Behavioral economists, economists and formerly Keynes. What do the nominees have in common? They all came to the conclusion that the economic theory used up to that time was bad and that just them they have a cure, they have the "right version" of economics. But is the theory really bad, or do they just not like the theory? Are we experiencing an economic crisis or an economists' crisis?
The basic theories of economics are objective assessment of the subjective behavior of individuals. Even behind numbers such as GDP, individuals hide with their own personal preferences and motivations. Even behind seemingly irrational activities subjective conception of profit and benefit. Simply put, the basics of economics "with a view" describe what a person does, why he does it and how he achieves his goals.
He avoids while assessing whether what is good and what is badwhat is moral and what is not. Just dryly states the facts, only dryly shows the rules according to which we behave. Nothing more, nothing less. Based on these facts, we can then, according to (in) visible and (in) tangible arguments, show what the effort to influence human behavior can lead to.
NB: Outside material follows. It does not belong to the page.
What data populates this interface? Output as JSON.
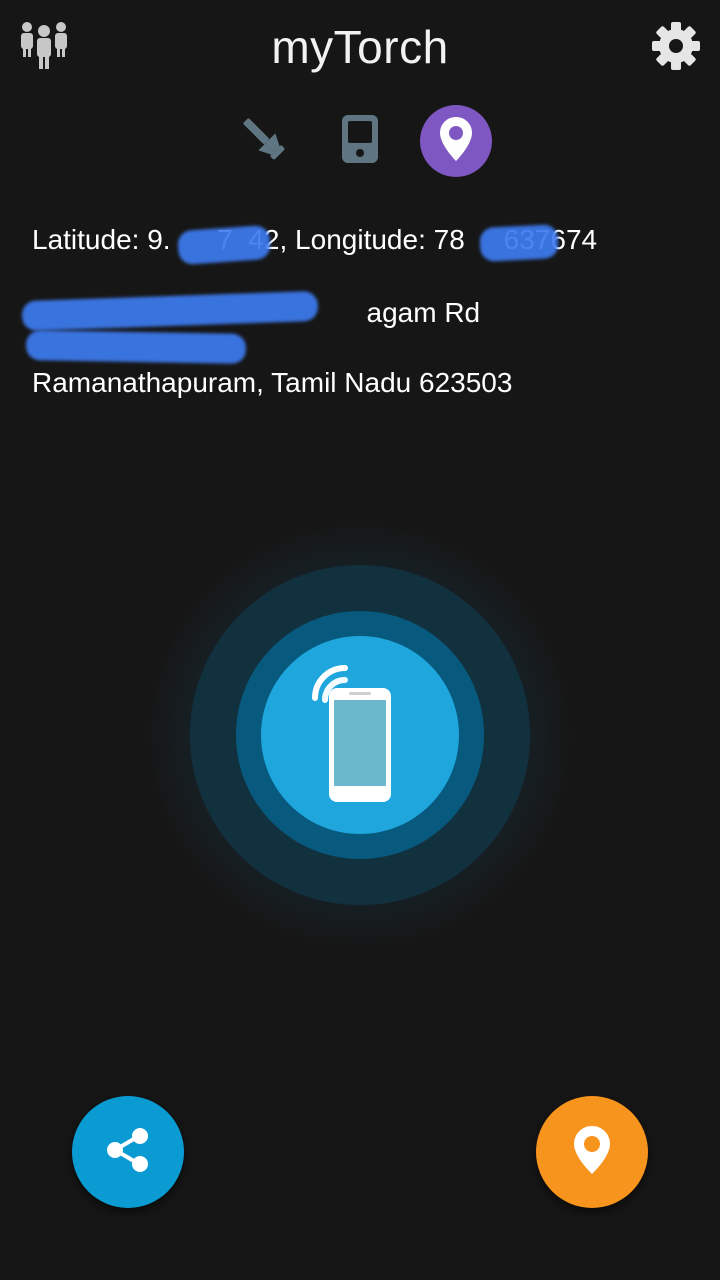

The problem with economics as a science is that these objectively (technically) constructed rules are approached by economists who try to apply these facts retrospectively to what is happening around us in the real world, or to predict what decision will cause. And here's the problem - An economist is a man. Man has subjective preferences and motivation, according to which he acts.
That is, though the theory of economics is objective, so he treats this objective theory, comments on it, explains it and explains the current events subjectively behaving economists. These are not theories of economics, they are not the foundations of economics, which, according to behavioral economists or economists, are in crisis.
It is economists who are experiencing a crisis. The theory is perfectly fine.
Many pseudo-economists have become economists. And few pseudo-economists know economics, both in a purely "academic-theoretical" way and in its application to practical events. Economists generally fall victim to their personal subjective perceptions. In their work, predictions and analyzes, they begin to make objective theory subjective a light girl of her own thinking about the "ideal world".
They want to influence and control the development of the world. They take economics as their tool - as the perfect guide to the world of human action. Based on economics, they want to plan, establish, support, subsidize, tax. However, the economy begins to do only what it does best - adapts to the subjective perception of planners. And everyone and everything starts to look like a planner. If not, it is a bug in their system that needs to be regulated.
What the representatives of behavioral economics point out - that one behaves irrationally - is only the result of their misunderstanding of rationality as such. Behavioral economists are the best and most beautiful example of how much an economist can succumb to his subjective perception. These economists do human behavior that is inconsistent with their subjective value ladder, he explains simply by this behavior marks as irrational. Subsequently, they will say that a person can do harm with it (according to their subjective assessment). They begin to call for "state protection" to ensure the safety of man from himself.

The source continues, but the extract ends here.